ValueError: Buffer dtype mismatch, expected 'int64_t' but got 'long'

hlin117 commented 6 years ago

Unfortunately I don't have a windows computer, so I can't help much here... if someone has had success running this library on Windows and can assist, that would be great.

bacalfa commented 6 years ago

I also got this error. Installed it via pip (mdlp-0.32).

bacalfa commented 6 years ago

Does this discussion help?

bacalfa commented 6 years ago

I think I found the culprit. This line,

    y = check_array(y, ensure_2d=False, dtype=int)

casts y to int32 on Windows (don't know what happens in other platforms). Changing it to the following,

    y = check_array(y, ensure_2d=False, dtype=np.int64)

doesn't result in that type error. Can you check if this "fix" is indeed a fix across platforms, and if it is, push a new version to pip? :)

parafac commented 6 years ago

Thank you bacalfa, I'll give it a try and post my result.

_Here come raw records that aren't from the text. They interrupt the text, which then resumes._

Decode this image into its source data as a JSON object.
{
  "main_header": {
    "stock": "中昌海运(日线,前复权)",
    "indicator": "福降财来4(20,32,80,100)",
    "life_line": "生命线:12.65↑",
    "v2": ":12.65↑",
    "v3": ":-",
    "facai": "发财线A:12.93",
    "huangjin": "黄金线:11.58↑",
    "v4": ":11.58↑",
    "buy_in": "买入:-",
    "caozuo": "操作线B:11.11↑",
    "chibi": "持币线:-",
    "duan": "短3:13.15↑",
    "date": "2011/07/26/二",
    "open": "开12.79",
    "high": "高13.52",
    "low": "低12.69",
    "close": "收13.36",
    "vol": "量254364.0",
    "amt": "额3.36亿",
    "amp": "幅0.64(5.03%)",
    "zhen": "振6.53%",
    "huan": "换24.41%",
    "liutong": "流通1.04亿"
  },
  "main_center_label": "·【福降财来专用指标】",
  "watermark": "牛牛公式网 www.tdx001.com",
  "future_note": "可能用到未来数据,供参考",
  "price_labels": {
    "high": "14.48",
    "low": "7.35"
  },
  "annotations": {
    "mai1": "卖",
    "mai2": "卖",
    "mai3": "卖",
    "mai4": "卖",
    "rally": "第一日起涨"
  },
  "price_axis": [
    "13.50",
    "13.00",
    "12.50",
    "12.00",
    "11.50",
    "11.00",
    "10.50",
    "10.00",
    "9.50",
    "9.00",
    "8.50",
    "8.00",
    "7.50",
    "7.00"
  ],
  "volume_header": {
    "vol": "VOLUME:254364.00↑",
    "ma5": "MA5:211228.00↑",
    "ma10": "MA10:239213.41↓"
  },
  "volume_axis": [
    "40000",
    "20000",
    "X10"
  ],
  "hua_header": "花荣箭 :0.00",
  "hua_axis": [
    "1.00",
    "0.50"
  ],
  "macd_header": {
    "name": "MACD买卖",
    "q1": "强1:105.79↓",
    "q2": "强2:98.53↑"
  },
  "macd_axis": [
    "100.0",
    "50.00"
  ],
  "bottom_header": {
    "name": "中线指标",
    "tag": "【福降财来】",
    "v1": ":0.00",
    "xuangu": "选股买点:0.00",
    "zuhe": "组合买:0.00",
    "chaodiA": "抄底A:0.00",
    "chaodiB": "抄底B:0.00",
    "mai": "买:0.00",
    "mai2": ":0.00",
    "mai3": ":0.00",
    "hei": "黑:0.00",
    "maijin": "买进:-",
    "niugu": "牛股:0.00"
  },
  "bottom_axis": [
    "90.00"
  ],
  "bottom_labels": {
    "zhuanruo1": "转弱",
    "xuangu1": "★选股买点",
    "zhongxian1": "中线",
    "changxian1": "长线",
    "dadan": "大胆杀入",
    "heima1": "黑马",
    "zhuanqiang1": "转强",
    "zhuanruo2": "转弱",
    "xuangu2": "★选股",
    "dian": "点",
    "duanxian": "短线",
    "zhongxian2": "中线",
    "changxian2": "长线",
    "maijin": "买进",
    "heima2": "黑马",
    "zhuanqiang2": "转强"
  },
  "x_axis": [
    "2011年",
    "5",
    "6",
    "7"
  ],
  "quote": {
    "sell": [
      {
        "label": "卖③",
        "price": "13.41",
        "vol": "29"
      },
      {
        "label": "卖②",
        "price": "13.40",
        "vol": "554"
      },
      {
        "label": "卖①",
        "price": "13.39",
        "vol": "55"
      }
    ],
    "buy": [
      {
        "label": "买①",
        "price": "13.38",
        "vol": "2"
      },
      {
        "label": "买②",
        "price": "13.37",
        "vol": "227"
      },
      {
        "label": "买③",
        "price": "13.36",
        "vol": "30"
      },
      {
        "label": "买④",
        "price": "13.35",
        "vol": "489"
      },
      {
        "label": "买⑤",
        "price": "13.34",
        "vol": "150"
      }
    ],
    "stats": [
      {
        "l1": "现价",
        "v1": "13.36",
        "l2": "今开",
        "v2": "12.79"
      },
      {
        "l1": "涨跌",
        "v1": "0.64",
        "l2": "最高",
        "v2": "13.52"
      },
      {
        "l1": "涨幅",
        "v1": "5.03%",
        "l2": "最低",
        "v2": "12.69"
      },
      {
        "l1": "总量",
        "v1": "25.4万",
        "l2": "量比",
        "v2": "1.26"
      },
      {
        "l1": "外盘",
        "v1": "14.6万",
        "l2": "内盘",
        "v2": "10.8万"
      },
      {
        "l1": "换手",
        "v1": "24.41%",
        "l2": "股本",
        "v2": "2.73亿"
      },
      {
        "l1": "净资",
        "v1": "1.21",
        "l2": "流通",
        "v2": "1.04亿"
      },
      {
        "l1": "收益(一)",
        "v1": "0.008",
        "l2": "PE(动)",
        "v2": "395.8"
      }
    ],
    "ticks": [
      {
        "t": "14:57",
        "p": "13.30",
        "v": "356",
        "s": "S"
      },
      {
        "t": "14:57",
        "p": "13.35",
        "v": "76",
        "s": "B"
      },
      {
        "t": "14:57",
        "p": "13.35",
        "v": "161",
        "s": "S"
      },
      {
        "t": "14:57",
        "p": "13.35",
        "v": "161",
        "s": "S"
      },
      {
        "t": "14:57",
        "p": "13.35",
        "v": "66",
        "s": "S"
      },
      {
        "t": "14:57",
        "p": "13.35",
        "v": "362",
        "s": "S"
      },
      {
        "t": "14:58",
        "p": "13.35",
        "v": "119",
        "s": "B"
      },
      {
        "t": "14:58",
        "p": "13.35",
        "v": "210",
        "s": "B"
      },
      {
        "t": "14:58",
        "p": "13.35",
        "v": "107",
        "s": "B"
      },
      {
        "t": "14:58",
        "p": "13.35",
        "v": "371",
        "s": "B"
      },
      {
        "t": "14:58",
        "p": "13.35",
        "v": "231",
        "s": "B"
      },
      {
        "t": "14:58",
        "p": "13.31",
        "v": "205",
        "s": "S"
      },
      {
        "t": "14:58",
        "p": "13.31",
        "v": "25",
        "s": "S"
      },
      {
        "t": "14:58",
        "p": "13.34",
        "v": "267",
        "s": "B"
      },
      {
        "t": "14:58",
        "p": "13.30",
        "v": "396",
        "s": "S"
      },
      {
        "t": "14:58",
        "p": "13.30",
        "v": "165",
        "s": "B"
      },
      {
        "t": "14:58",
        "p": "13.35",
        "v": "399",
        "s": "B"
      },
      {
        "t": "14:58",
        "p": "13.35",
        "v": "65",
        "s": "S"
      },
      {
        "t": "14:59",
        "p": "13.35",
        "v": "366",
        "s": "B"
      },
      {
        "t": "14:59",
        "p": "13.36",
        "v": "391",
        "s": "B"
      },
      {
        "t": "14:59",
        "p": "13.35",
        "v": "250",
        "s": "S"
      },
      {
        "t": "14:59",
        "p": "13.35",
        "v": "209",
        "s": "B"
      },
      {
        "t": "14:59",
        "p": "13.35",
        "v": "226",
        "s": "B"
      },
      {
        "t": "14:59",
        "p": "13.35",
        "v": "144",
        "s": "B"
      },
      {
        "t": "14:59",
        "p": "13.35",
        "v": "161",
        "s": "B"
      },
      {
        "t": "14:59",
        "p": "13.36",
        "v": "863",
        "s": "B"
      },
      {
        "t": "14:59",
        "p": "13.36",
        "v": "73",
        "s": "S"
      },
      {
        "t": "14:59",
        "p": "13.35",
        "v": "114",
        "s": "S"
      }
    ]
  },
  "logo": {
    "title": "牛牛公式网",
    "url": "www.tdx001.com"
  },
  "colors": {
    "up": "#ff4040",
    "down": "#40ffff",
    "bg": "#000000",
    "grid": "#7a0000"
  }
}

parafac commented 6 years ago

With Bruno's (bacalfa) fix, everything went through without any error. I also tested and compared the iris example using shuffle=False and got the same output as listed in the code in the test folder.

Thank you so much for helping.

hlin117 commented 6 years ago

Thanks for reporting the bug and how to fix it!